My first-class BA in Furniture Design and Craft (Bucks New University) gave me the foundation to explore sculptural structures, joinery, engineering and emotional design. But what truly drove me was pushing traditional craft to realize furniture and objects for holistic living with my unique juxtaposition of craft skills and sculpturally rhythmical design qualities. I’ve used traditional boatbuilding techniques — copper nails and roves, overlapping clinker forms, steam bending — not as constraints, but as springs for new possibilities that resolve a contemporary need. The evolution of my practice happened naturally, instinctively and authentically become my craft signature.
I call my vessels and forms sculptural utility — holistically serine objects that serve and provoke, that invite touch and pause.
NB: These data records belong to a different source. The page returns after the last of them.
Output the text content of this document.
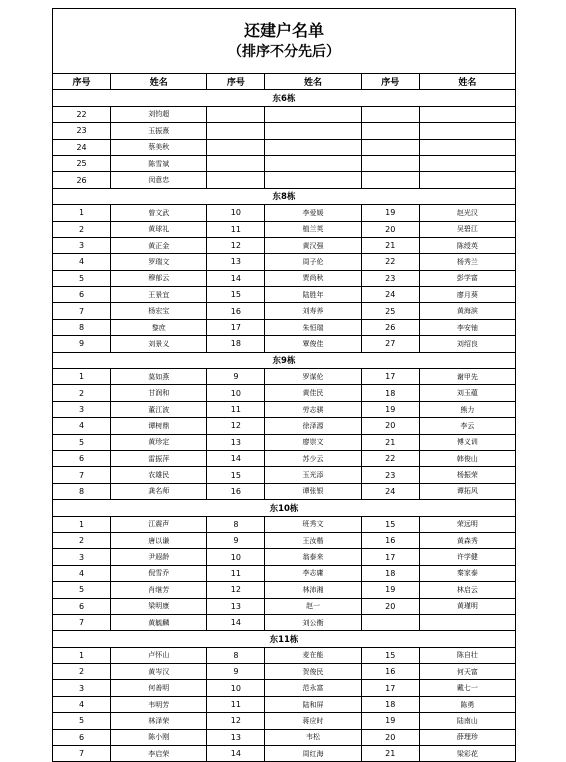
还建户名单
（排序不分先后）
序号	姓名	序号	姓名	序号	姓名
东6栋					
22	刘钧超				
23	玉振熹				
24	蔡美秋				
25	陈雪斌				
26	闵意忠				
东8栋					
1	曾文武	10	李爱媛	19	赵光汉
2	黄球礼	11	植兰英	20	吴碧江
3	黄正金	12	黄汉强	21	陈绶英
4	罗瑞文	13	周子伦	22	杨秀兰
5	穆郁云	14	贾尚秋	23	彭学富
6	王景宜	15	陆胜年	24	廖月葵
7	杨宏宝	16	刘寿养	25	黄海滨
8	黎庶	17	朱恒瑞	26	李安铀
9	刘景义	18	覃俊佳	27	刘绍良
东9栋					
1	莫如燕	9	罗谋伦	17	谢甲先
2	甘润和	10	黄佳民	18	刘玉蕴
3	董江波	11	劳志骐	19	熊力
4	谭树鼎	12	徐泽源	20	李云
5	黄珍定	13	廖崇文	21	傅义训
6	雷振萍	14	苏少云	22	韩俊山
7	农雄民	15	玉光添	23	杨振荣
8	龚名师	16	谭张银	24	谭拓风
东10栋					
1	江震声	8	班秀文	15	荣远明
2	唐以谦	9	王汝楷	16	黄森秀
3	尹遐龄	10	翁泰来	17	许学健
4	倪雪乔	11	李志庸	18	秦家泰
5	肖继芳	12	林沛湘	19	林启云
6	梁明康	13	赵一	20	黄瑾明
7	黄毓麟	14	刘公衡		
东11栋					
1	卢怀山	8	麦在能	15	陈自壮
2	黄岑汉	9	贺俊民	16	何天富
3	何善明	10	范永富	17	戴七一
4	韦明芳	11	陆和屏	18	陈勇
5	林泽荣	12	蒋应时	19	陆南山
6	陈小刚	13	韦松	20	薛理珍
7	李启荣	14	周红海	21	梁彩花
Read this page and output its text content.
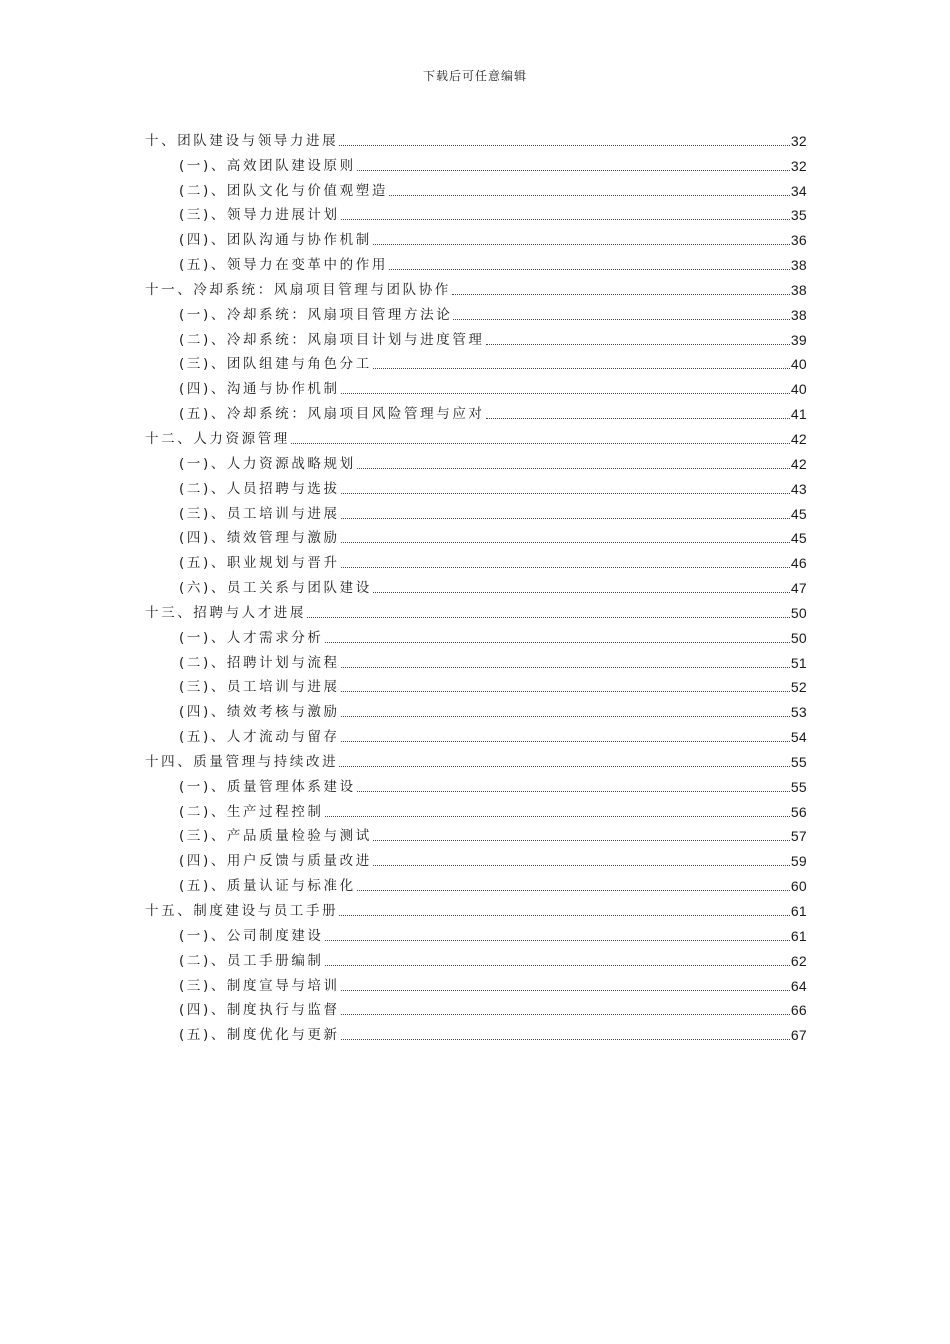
下载后可任意编辑
十、团队建设与领导力进展	32
(一)、高效团队建设原则	32
(二)、团队文化与价值观塑造	34
(三)、领导力进展计划	35
(四)、团队沟通与协作机制	36
(五)、领导力在变革中的作用	38
十一、冷却系统：风扇项目管理与团队协作	38
(一)、冷却系统：风扇项目管理方法论	38
(二)、冷却系统：风扇项目计划与进度管理	39
(三)、团队组建与角色分工	40
(四)、沟通与协作机制	40
(五)、冷却系统：风扇项目风险管理与应对	41
十二、人力资源管理	42
(一)、人力资源战略规划	42
(二)、人员招聘与选拔	43
(三)、员工培训与进展	45
(四)、绩效管理与激励	45
(五)、职业规划与晋升	46
(六)、员工关系与团队建设	47
十三、招聘与人才进展	50
(一)、人才需求分析	50
(二)、招聘计划与流程	51
(三)、员工培训与进展	52
(四)、绩效考核与激励	53
(五)、人才流动与留存	54
十四、质量管理与持续改进	55
(一)、质量管理体系建设	55
(二)、生产过程控制	56
(三)、产品质量检验与测试	57
(四)、用户反馈与质量改进	59
(五)、质量认证与标准化	60
十五、制度建设与员工手册	61
(一)、公司制度建设	61
(二)、员工手册编制	62
(三)、制度宣导与培训	64
(四)、制度执行与监督	66
(五)、制度优化与更新	67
They ask you to engage, to lean in, to feel themes of holding, carrying and tending and absorb and evoke memories. When a trug rocks slightly in the wind, you sense its tension, the lines reassuringly repeat, creating movement, flow and presence within the structure that moves.
Though many know me through my trugs, I am expanding: to commissions for vessels, furniture, and experiential pieces beyond their frame. I want to be known as an artist first — one who crafts with evolutionary making methodologies, mythologies, integrity, curiosity, and emotional depth.
My work has been featured in Crafts, Craft and Design, Country Living, Gardens Illustrated, Elle Decoration, and The New York Times Style Magazine and many more. I’ve also been the recipient of several awards, including the Design Trust Best New Business Award, the Toni Piper Memorial Award for Craft Excellence, and inclusion in the Crafts Council’s Hothouse program. These recognitions have allowed me to connect with galleries, curators, and collectors internationally who see beyond the object, deep into the the conceptual thinking, to the making story. My most recent commissions for Michelin Star restaurants in London and internationally have expanded my range. Currently I'm working on a show with MOR Studio and The Newt in Summerset, UK works available from late October.
In my studio, mornings begin with a ritual: tea, re-checking plans, stare into space, write some stuff about stuff and work on my laptop during sunrise. Next to my office/my partners music studio, is my workshop, I breath in the Fens opening doors to let light spill in. I sweep the floor, fill my steamers and set up the steam box in the courtyard, lay out lengths of ash. I listen — to wood, to wind, to inner rhythm with my dog at my feet. Making is my meditation, I love that frame of mind, it's my way back home. In the evenings, I walk, I throw a pot on my pedal potters wheel, sketch, listen to the land breathe, rewind, explore new ideas.
I hope that when you see or hold one of my pieces, you feel something quiet but alive — a sense of calm, connection, perhaps a memory you can’t name. I want the object to become familiar, like an old friend, an echo of nature’s own order and surprise. My journey is open; my tools are feeling, intuition, experimentation. As my range grows, I carry each piece with intention: rooted in material, alive in emotion, honest in concept.
This is me — in the workshop, by the river, in your hands.